Ah Trev, you shit disturber!
 
You know... it occurred to me, after reading other people's comments, that I'm never compelled to speak about your writing ability, because it doesn't FEEL like a product of your imagination, but a real-life event. Like I'm simply reading a transcription of some actual moment in the life of Trevor and the band.
Weird eh?
 
I'm with Kerri! The past is no place for a woman, except perhaps to the time of the vikings where women were more equal and were land holders and taught to fight! (Can't you just tell I have Norse blood in me!). No, I would much rather go to the future where (hopefully) things are further improved for women. But then, you know my views on this! :) Of those that commented on my post, almost uniformly, the women agreed with me while the men thought that the issue wasn't so bad or didn't exist anymore. Yeah, right. I say just look at any magazine shelf and I'm not just talking about the reems of top shelf publications. Mens and magazines maintain the status quo on the whole.
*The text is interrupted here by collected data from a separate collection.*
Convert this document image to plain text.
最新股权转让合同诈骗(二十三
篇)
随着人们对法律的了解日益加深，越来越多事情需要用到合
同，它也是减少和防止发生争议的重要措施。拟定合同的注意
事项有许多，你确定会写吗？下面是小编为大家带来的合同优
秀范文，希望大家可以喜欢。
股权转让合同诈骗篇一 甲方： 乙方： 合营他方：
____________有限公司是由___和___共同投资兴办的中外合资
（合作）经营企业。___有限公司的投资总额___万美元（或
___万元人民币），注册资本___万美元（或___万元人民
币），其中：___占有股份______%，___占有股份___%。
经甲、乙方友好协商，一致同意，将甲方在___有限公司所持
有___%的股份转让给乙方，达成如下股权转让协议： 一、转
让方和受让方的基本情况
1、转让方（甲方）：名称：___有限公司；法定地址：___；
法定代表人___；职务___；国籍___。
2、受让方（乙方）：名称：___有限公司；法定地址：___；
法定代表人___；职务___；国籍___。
Nicely done by Trevor, he's a wily one!
 
Hi.
 
Wow, Wylie, thanks. That is VERY high praise!
 
I was just talking about Time Travelling, all the places to go if I could time travel.
 
Little by little I'm becoming familiar with your little cast of characters and being sucked into this world with you. They all seem so realistic! I wish I could write like this!
Hugs and blessings,
 
This was wonderful.. I love the play of characters... but, sometimes, I wouldn't mind going back in time to see what I could change.
 
Wow! this was great fun...the ending of the movie, the realistic language, the tensions, the concepts (go back and meet Jesus! Whew!) reminding people what a hell hole being a woman trying to express herself was! Though maybe being a female pharoah maade not have been too bad!;) What a great response to the prompt!
 
A very witty post and exceptional piece of writing. I too would liked to have known where Trevor would have gone.
 
i am forever grateful we didn't have to do the jesus rant thing.... great chapter
 
I'm sorry I'm a little late on this one - time travel is fascinating... but what movie was it that they watched?

Oh, I wanted to let you know I posted the "stories" from last weeks Mad Libs style TT - come by and vote if you have time!! :-)
 
What a great story! I'm adding you to my blog roll. I just realized (I'm slow, I know) that you are one of the 'burgh moms? How great!

Wonderful dialogue. So real!
 
I get the feeling I came into this one in the middle of things.

I love the part about this being the best time to be a woman. It really is.